第33話、メイドフィニッシュ
ガラン、ガラン
紐の先についた空き缶が、乾いた音を立てた。
ジラントが自分の尻尾の先を嫌そうに見る。
空き缶のついた紐がたくさんくくられているからだ。
「行ってきます」
白いタキシード姿のアレクがウエディングドレス姿のルリを横抱きにした。
そのままジラントに乗る。
ルリはアレクの膝に横向きに座った。
「行ってらっしゃーい」
「気をつけて」
エリザベスやフローレス師匠、ギルドの面々が手を振った。
これから二人は新婚旅行に行くのである。
バサリ
ガラン、ガラン
ルリが皆に手を振る。
尻尾につけた空き缶が大きな音を出しながら、二人は飛び立った。
二人は結婚したのである。
その後、二人は、ジラントに乗り各地に行商の旅を出た。
それから、メイドゥ―ン王国の王位継承権争いに巻き込まれたり、復活したメイド魔王を討伐したりすることになる。

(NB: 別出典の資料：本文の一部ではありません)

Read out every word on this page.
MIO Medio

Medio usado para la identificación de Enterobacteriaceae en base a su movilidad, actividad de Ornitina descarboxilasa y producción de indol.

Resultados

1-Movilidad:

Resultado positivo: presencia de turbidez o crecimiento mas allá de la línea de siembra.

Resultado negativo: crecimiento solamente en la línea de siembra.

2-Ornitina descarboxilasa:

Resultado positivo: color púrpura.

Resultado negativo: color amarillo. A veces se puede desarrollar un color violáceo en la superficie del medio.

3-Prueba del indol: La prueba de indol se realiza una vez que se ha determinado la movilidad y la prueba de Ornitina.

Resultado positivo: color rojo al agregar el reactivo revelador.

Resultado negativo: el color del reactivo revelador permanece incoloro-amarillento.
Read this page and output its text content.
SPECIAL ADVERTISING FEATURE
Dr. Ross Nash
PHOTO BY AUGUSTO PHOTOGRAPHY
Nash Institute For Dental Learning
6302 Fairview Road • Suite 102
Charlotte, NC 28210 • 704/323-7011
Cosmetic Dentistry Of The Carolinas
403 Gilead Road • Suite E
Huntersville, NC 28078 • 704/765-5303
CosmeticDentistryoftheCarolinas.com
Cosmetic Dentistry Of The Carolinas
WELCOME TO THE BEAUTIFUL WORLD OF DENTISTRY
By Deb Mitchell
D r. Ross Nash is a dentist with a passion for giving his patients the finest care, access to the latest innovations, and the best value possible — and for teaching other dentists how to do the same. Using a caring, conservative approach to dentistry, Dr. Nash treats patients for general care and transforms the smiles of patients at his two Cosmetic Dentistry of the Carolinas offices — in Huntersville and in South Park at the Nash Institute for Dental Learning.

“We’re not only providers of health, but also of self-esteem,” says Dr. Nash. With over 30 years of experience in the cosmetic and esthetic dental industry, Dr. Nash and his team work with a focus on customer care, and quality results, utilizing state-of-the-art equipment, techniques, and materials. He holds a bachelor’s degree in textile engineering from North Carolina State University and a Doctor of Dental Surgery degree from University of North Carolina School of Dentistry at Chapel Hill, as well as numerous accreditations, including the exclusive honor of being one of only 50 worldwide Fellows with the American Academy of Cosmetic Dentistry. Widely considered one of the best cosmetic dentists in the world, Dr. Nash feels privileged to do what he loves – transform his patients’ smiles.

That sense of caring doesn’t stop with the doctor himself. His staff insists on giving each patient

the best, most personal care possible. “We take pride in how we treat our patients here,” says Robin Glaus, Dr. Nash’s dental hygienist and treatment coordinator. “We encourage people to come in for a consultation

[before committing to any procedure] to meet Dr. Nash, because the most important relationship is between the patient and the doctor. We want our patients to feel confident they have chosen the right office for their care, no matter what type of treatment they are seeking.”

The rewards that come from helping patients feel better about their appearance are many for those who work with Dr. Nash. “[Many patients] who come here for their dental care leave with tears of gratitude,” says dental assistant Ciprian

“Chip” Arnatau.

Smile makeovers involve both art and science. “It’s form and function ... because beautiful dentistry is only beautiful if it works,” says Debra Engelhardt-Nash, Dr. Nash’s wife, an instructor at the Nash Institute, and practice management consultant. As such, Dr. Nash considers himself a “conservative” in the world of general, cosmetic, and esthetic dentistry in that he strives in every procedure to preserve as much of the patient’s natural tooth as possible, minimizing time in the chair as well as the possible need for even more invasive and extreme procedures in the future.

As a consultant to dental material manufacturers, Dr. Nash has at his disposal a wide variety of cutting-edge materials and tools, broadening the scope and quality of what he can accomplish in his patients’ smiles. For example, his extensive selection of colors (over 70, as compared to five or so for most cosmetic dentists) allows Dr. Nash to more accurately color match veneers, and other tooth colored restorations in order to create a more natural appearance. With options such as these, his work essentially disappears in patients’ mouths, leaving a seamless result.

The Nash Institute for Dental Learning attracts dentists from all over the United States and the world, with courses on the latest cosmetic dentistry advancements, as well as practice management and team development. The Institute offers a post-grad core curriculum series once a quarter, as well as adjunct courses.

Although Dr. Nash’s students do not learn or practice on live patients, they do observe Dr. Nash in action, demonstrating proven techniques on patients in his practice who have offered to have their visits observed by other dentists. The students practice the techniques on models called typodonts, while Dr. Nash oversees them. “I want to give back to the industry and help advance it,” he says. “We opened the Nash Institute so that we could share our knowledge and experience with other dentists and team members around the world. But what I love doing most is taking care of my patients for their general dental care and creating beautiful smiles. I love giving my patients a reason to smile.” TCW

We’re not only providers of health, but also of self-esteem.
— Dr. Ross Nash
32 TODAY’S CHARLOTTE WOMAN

最後には、五人の子宝に恵まれ幸せに暮らしたのであった。
◆
メイドの穴の孤児院である。
「ルリメイドチョー(師匠)~」
小さなヘッドドレスにお仕着せを着た女の子が、テテテという感じで走ってきた。
かがんだルリが優しく抱きしめる。
「元気にしていましたか?」
「はいっ」
少女が元気に答える。
その時、
ジリリン、ジリリン
何もない空間にダイヤルのついた電話が現れた。
「百八あるメイド殺法、その77、”電電公社から貸し出された電話(クロ電話)”」
「ですね、ししょ~」
「そうよ」
ガチャン
ルリがクルクル回るコードのつながった受話器を取った。
「……そう、……すぐ行くわ」
「用事が出来ました、いい子にしているのですよ」
「はいっ」
「百八あるメイド
何もない空間の扉が現れた。
ガチャリ
メイドゥ―ン王国の謁見の間に扉が現れる。
王座にはメイドゥ―ン王が座る。
「来たわよ、あなた」
「うむ」
王が頷いた。
ルリが王座の隣にある王妃の椅子の座る。
「アレク王とルリ王妃にご挨拶を」
ひざまづいた他国の大使が声を出した。